The Fletcher Jones building was no exception. It has a number of items in storage/limbo, including this weather-vane. Interestingly the lower part of the stem is black-painted wood, not metal.
Unsure what these “boxes” were until I went down to the FJ Clearance Centre to see that each is the centre section of the free-standing display racks. I was unable to get any closer as they are surrounded by pink fluro paint indicating the presence of asbestos.
One of the pallet loads of electrical equipment in the Cutting Room.
These fans and light fittings have been removed from the Machine & Cutting rooms. There had been plans to have the Mill Market stalls operate from the Machine Room, so lots of fittings and ducting were taken out in preparation.

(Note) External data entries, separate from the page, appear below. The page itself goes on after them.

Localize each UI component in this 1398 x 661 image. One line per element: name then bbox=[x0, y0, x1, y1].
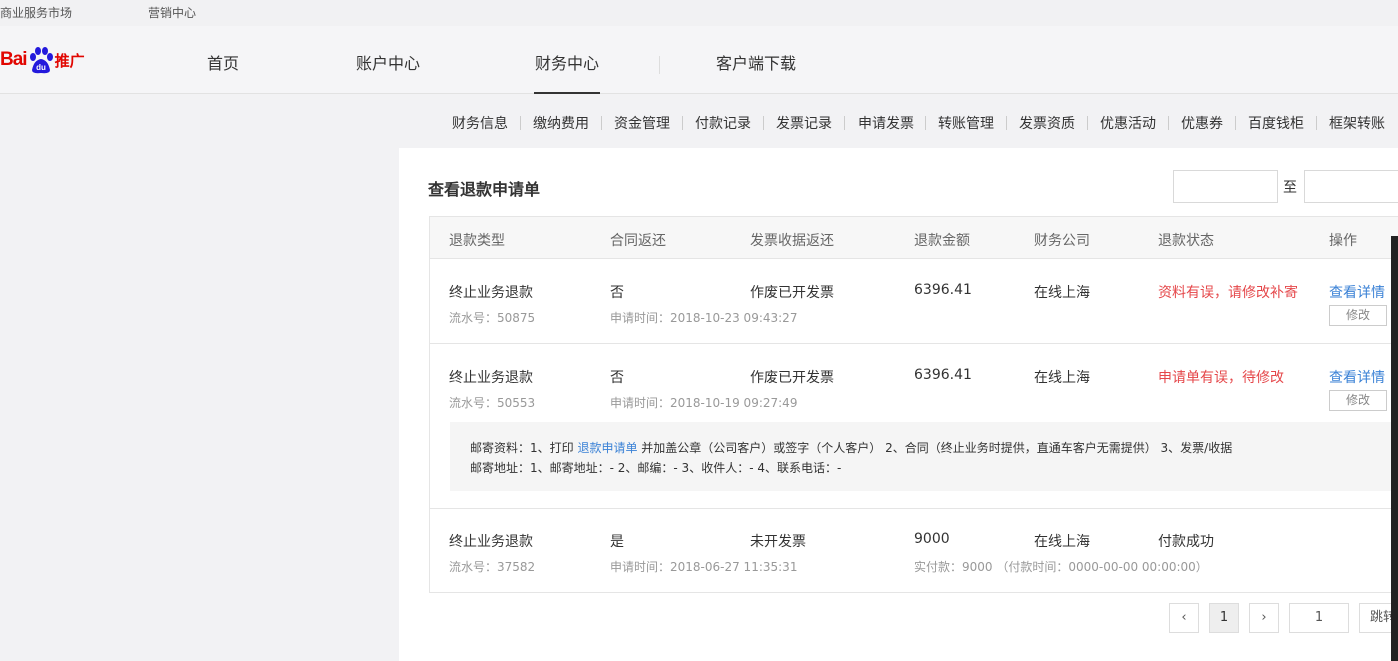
nav-divider bbox=[659, 56, 660, 74]
mailing-address: 邮寄地址：1、邮寄地址：- 2、邮编：- 3、收件人：- 4、联系电话：- bbox=[470, 461, 842, 475]
baidu-paw-icon: du bbox=[29, 47, 53, 74]
column-header-finance-company: 财务公司 bbox=[1034, 233, 1090, 249]
logo-product-text: 推广 bbox=[54, 51, 85, 70]
table-row: 终止业务退款 流水号：50875 否 申请时间：2018-10-23 09:43… bbox=[430, 259, 1398, 344]
table-row: 终止业务退款 流水号：50553 否 申请时间：2018-10-19 09:27… bbox=[430, 344, 1398, 509]
subnav-separator bbox=[763, 116, 764, 130]
finance-company: 在线上海 bbox=[1034, 370, 1090, 386]
contract-return: 否 bbox=[610, 370, 624, 386]
subnav-pay-fees[interactable]: 缴纳费用 bbox=[533, 113, 589, 133]
edit-button[interactable]: 修改 bbox=[1329, 390, 1387, 411]
subnav-separator bbox=[682, 116, 683, 130]
refund-type: 终止业务退款 bbox=[449, 370, 533, 386]
main-header: Bai du 推广 首页 账户中心 财务中心 客户端下载 bbox=[0, 26, 1398, 94]
finance-company: 在线上海 bbox=[1034, 534, 1090, 550]
mailing-materials-prefix: 邮寄资料：1、打印 bbox=[470, 441, 578, 455]
pager-next-button[interactable]: › bbox=[1249, 603, 1279, 633]
column-header-invoice-return: 发票收据返还 bbox=[750, 233, 834, 249]
serial-number: 流水号：50553 bbox=[449, 396, 536, 410]
subnav-baidu-wallet[interactable]: 百度钱柜 bbox=[1248, 113, 1304, 133]
subnav-transfer-management[interactable]: 转账管理 bbox=[938, 113, 994, 133]
subnav-promotions[interactable]: 优惠活动 bbox=[1100, 113, 1156, 133]
refund-table: 退款类型 合同返还 发票收据返还 退款金额 财务公司 退款状态 操作 终止业务退… bbox=[429, 216, 1398, 593]
finance-subnav: 财务信息 缴纳费用 资金管理 付款记录 发票记录 申请发票 转账管理 发票资质 … bbox=[0, 94, 1398, 148]
serial-number: 流水号：50875 bbox=[449, 311, 536, 325]
column-header-refund-status: 退款状态 bbox=[1158, 233, 1214, 249]
subnav-separator bbox=[1316, 116, 1317, 130]
mailing-materials: 邮寄资料：1、打印 退款申请单 并加盖公章（公司客户）或签字（个人客户） 2、合… bbox=[470, 438, 1398, 458]
subnav-framework-transfer[interactable]: 框架转账 bbox=[1329, 113, 1385, 133]
subnav-separator bbox=[1168, 116, 1169, 130]
side-scrollbar[interactable] bbox=[1391, 236, 1398, 661]
subnav-separator bbox=[520, 116, 521, 130]
subnav-payment-records[interactable]: 付款记录 bbox=[695, 113, 751, 133]
contract-return: 是 bbox=[610, 534, 624, 550]
invoice-return: 作废已开发票 bbox=[750, 370, 834, 386]
mailing-info-box: 邮寄资料：1、打印 退款申请单 并加盖公章（公司客户）或签字（个人客户） 2、合… bbox=[450, 422, 1398, 491]
logo-du-text: du bbox=[36, 63, 46, 72]
serial-number: 流水号：37582 bbox=[449, 560, 536, 574]
pager-prev-button[interactable]: ‹ bbox=[1169, 603, 1199, 633]
subnav-coupons[interactable]: 优惠券 bbox=[1181, 113, 1223, 133]
refund-amount: 6396.41 bbox=[914, 282, 972, 298]
refund-status: 资料有误，请修改补寄 bbox=[1158, 285, 1298, 301]
subnav-invoice-records[interactable]: 发票记录 bbox=[776, 113, 832, 133]
view-details-link[interactable]: 查看详情 bbox=[1329, 367, 1385, 387]
view-details-link[interactable]: 查看详情 bbox=[1329, 282, 1385, 302]
apply-time: 申请时间：2018-10-23 09:43:27 bbox=[610, 311, 798, 325]
refund-amount: 6396.41 bbox=[914, 367, 972, 383]
subnav-separator bbox=[1087, 116, 1088, 130]
subnav-separator bbox=[925, 116, 926, 130]
nav-account-center[interactable]: 账户中心 bbox=[347, 26, 429, 94]
table-row: 终止业务退款 流水号：37582 是 申请时间：2018-06-27 11:35… bbox=[430, 509, 1398, 593]
nav-home[interactable]: 首页 bbox=[190, 26, 256, 94]
start-date-input[interactable] bbox=[1173, 170, 1278, 203]
column-header-refund-amount: 退款金额 bbox=[914, 233, 970, 249]
page-title: 查看退款申请单 bbox=[428, 180, 541, 199]
end-date-input[interactable] bbox=[1304, 170, 1398, 203]
subnav-invoice-qualification[interactable]: 发票资质 bbox=[1019, 113, 1075, 133]
logo-bai-text: Bai bbox=[0, 49, 28, 70]
finance-company: 在线上海 bbox=[1034, 285, 1090, 301]
paid-amount: 实付款：9000 （付款时间：0000-00-00 00:00:00） bbox=[914, 560, 1208, 574]
refund-amount: 9000 bbox=[914, 531, 950, 547]
top-utility-bar: 商业服务市场 营销中心 bbox=[0, 0, 1398, 26]
pager-page-1[interactable]: 1 bbox=[1209, 603, 1239, 633]
refund-form-link[interactable]: 退款申请单 bbox=[577, 441, 637, 455]
top-link-marketing-center[interactable]: 营销中心 bbox=[148, 4, 196, 21]
pager-jump-input[interactable]: 1 bbox=[1289, 603, 1349, 633]
invoice-return: 未开发票 bbox=[750, 534, 806, 550]
subnav-separator bbox=[601, 116, 602, 130]
apply-time: 申请时间：2018-10-19 09:27:49 bbox=[610, 396, 798, 410]
refund-type: 终止业务退款 bbox=[449, 534, 533, 550]
baidu-tuiguang-logo[interactable]: Bai du 推广 bbox=[0, 44, 85, 76]
column-header-actions: 操作 bbox=[1329, 233, 1357, 249]
column-header-refund-type: 退款类型 bbox=[449, 233, 505, 249]
subnav-separator bbox=[844, 116, 845, 130]
column-header-contract-return: 合同返还 bbox=[610, 233, 666, 249]
top-link-business-market[interactable]: 商业服务市场 bbox=[0, 4, 72, 21]
refund-status: 付款成功 bbox=[1158, 534, 1214, 550]
nav-client-download[interactable]: 客户端下载 bbox=[710, 26, 802, 94]
subnav-separator bbox=[1006, 116, 1007, 130]
subnav-apply-invoice[interactable]: 申请发票 bbox=[858, 113, 914, 133]
contract-return: 否 bbox=[610, 285, 624, 301]
table-header: 退款类型 合同返还 发票收据返还 退款金额 财务公司 退款状态 操作 bbox=[430, 217, 1398, 259]
subnav-finance-info[interactable]: 财务信息 bbox=[452, 113, 508, 133]
subnav-separator bbox=[1235, 116, 1236, 130]
invoice-return: 作废已开发票 bbox=[750, 285, 834, 301]
nav-finance-center[interactable]: 财务中心 bbox=[534, 26, 600, 94]
apply-time: 申请时间：2018-06-27 11:35:31 bbox=[610, 560, 798, 574]
mailing-materials-suffix: 并加盖公章（公司客户）或签字（个人客户） 2、合同（终止业务时提供，直通车客户无… bbox=[637, 441, 1233, 455]
subnav-fund-management[interactable]: 资金管理 bbox=[614, 113, 670, 133]
refund-panel: 查看退款申请单 至 退款类型 合同返还 发票收据返还 退款金额 财务公司 退款状… bbox=[399, 148, 1398, 661]
edit-button[interactable]: 修改 bbox=[1329, 305, 1387, 326]
date-range-to-label: 至 bbox=[1283, 180, 1297, 196]
refund-status: 申请单有误，待修改 bbox=[1158, 370, 1284, 386]
refund-type: 终止业务退款 bbox=[449, 285, 533, 301]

More light fittings, half-dismantled air-condition ducting & a water tank
The trapdoor in the Machine Room floor leading down into a shelved storage area. How, why? - escapes me.
Signs 1. The main FJ sign (behind the tree, the full sign says Fletcher Jones & Staff. 2. The FJ roundel has been an advertising feature since the 1930s, there was one on a pillar of the concrete anchor fence and the Lava Street elevation of the sewing room, and a central tower built between the canteen and the cutting room (the location of Fletcher Jones’ office). The tower & signage above the first floor level has been removed. 3. An FJ slogan in the Pressing/Dry cleaning area “Quality above all”, and it was - FJ were famous for their mens suits and box-pleated skirts. 4. Maybe it was “No walkway” when the equipment filled the Machine Room, now it hangs above an empty space. 5. “Any person or persons riding on stacker hoist will be instantly dismissed” no three strikes and you’re out in those days. 6. The sign above a chute hole from the Machine Room to the floor below.
So endeth my visit to the Fletcher Jones site, it was an eye-opener. Again thanks to the Mill Market people for giving up their time to guide me round.